PLFSS 2019 : une embellie qui ne dissipe pas les inquiétudes

PLFSS 2019 : une embellie qui ne dissipe pas les inquiétudes
NICOLAS MESSYASZ/SIPA

Si le budget de la Sécu pour 2019 prévoit le retour à l’équilibre de comptes, des motifs d’inquiétudes subsistent pour les organismes complémentaires.

Du jamais vu depuis 2001 ! « Nous cessons de creuser la dette. Les comptes sont à l’équilibre pour la première fois depuis dix-huit ans », s’est félicitée Agnès Buzyn, ministre des Solidarités et de la Santé, lors de la présentation mardi 25 septembre du projet de loi de financement de la Sécurité sociale (PLFSS) pour 2019. Cette année, le déficit cumulé du régime général (RG) et du fonds de solidarité vieillesse (FSV) devrait s’établir à 1 Md€, soit une amélioration de 1,2 Md€ par rapport aux prévisions, avant un retour à l’équilibre à +700 M€ en 2019.

Mais plus que cette embellie, le fait majeur est, pour le monde de l’assurance santé, la fusion de l’aide à la complémentaire santé (ACS) et de la CMU complémentaire (CMU-C).

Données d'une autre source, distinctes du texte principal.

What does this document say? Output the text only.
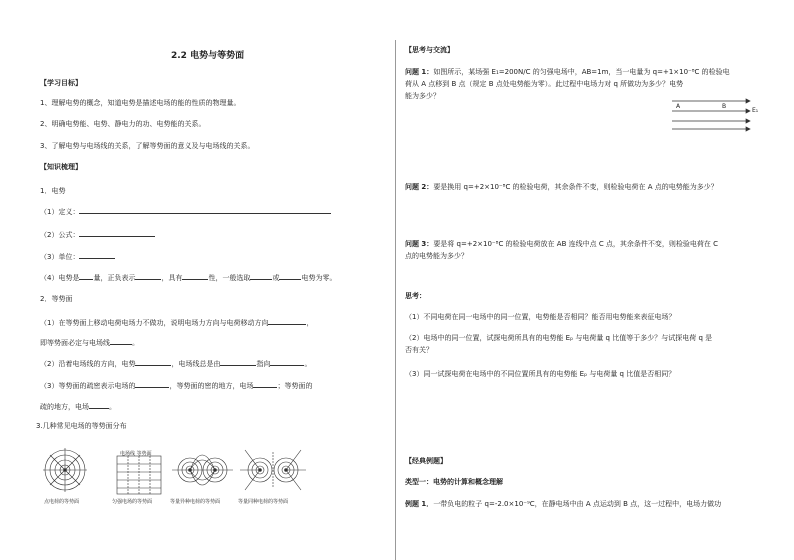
2.2 电势与等势面
【学习目标】
1、理解电势的概念，知道电势是描述电场的能的性质的物理量。
2、明确电势能、电势、静电力的功、电势能的关系。
3、了解电势与电场线的关系，了解等势面的意义及与电场线的关系。
【知识梳理】
1．电势
（1）定义：
（2）公式：
（3）单位：
（4）电势是 量，正负表示	，具有	性，一般选取	或	电势为零。
2．等势面
（1）在等势面上移动电荷电场力不做功，说明电场力方向与电荷移动方向	，
即等势面必定与电场线	。
（2）沿着电场线的方向，电势	，电场线总是由	指向	。
（3）等势面的疏密表示电场的	，等势面的密的地方，电场	；等势面的
疏的地方，电场	。
3.几种常见电场的等势面分布
电场线 等势面
点电荷的等势面	匀强电场的等势面	等量异种电荷的等势面	等量同种电荷的等势面
【思考与交流】
问题 1：如图所示，某场强 E₁=200N/C 的匀强电场中，AB=1m，当一电量为 q=+1×10⁻⁸C 的检验电
荷从 A 点移到 B 点（规定 B 点处电势能为零）。此过程中电场力对 q 所做功为多少？电势
能为多少？
A	B
E₁
问题 2：要是换用 q=+2×10⁻⁸C 的检验电荷，其余条件不变，则检验电荷在 A 点的电势能为多少？
问题 3：要是将 q=+2×10⁻⁸C 的检验电荷放在 AB 连线中点 C 点，其余条件不变，则检验电荷在 C
点的电势能为多少？
思考：
（1）不同电荷在同一电场中的同一位置，电势能是否相同？能否用电势能来表征电场？
（2）电场中的同一位置，试探电荷所具有的电势能 Eₚ 与电荷量 q 比值等于多少？与试探电荷 q 是
否有关？
（3）同一试探电荷在电场中的不同位置所具有的电势能 Eₚ 与电荷量 q 比值是否相同？
【经典例题】
类型一：电势的计算和概念理解
例题 1．一带负电的粒子 q=-2.0×10⁻⁹C，在静电场中由 A 点运动到 B 点，这一过程中，电场力做功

Le PLFSS réaffirme le libre choix par les bénéficiaires de l’organisme gérant leur couverture complémentaire, entre l’assurance maladie et les organismes d’assurance maladie complémentaires (Ocam). Un point qui ne rassure qu’à moitié la profession, même si le gouvernement indique que les Ocam pourront « proposer à leurs assurés des options supplémentaires (…) ».

Chiffres

  • 500 M€ : le déficit prévisionnel de l’assurance maladie en 2019, contre 900 M€ en 2018
  • 2,5 % : le taux de progression de l’Ondam (objectif de dépenses d’assurance maladie), contre 2,3% en 2018 Texte

 

Ainsi, si la FFA souligne « l’objectif louable d’élargir l’accès à l’ACS » et dit croire à « une réelle volonté de laisser le libre choix aux assurés qui pourront s’adresser soit à la Sécurité sociale, soit à un organisme d’assurance pour bénéficier du nouveau dispositif », elle craint toutefois que les Ocam soient « moins sollicités en raison du tropisme des assurés à aller vers leur caisse primaire d’assurance maladie ».

Par ailleurs, cette fusion de la CMU-C et de l’ACS pourrait devenir un sujet de tension lors des débats au Parlement. Selon nos informations, des députés de La République en marche (LREM) envisageraient de porter un amendement au PLFSS rendant gratuite la complémentaire santé des ex-bénéficiaires de l’ACS. Pour rappel, le gouvernement avait promis une cotisation maximale de 1 €/ jour pour les personnes âgées sous le seuil de ressources de 11 894 €/ an. Le coût de cette mesure serait alors supporté par une hausse de la TSA (taxe de solidarité additionnelle qui pèse sur les complémentaires santé).

Hausse de la participation forfaitaire

Le PLFSS initiera aussi la mise en œuvre du reste à charge zéro pour l’optique et les prothèses dentaires et auditives, rebaptisé 100 % santé par les pouvoirs publics. Ses premières dispositions entreront en vigueur dès l’an prochain, avec notamment l’introduction de plafonds tarifaires et une amélioration de la base de remboursement en audiologie.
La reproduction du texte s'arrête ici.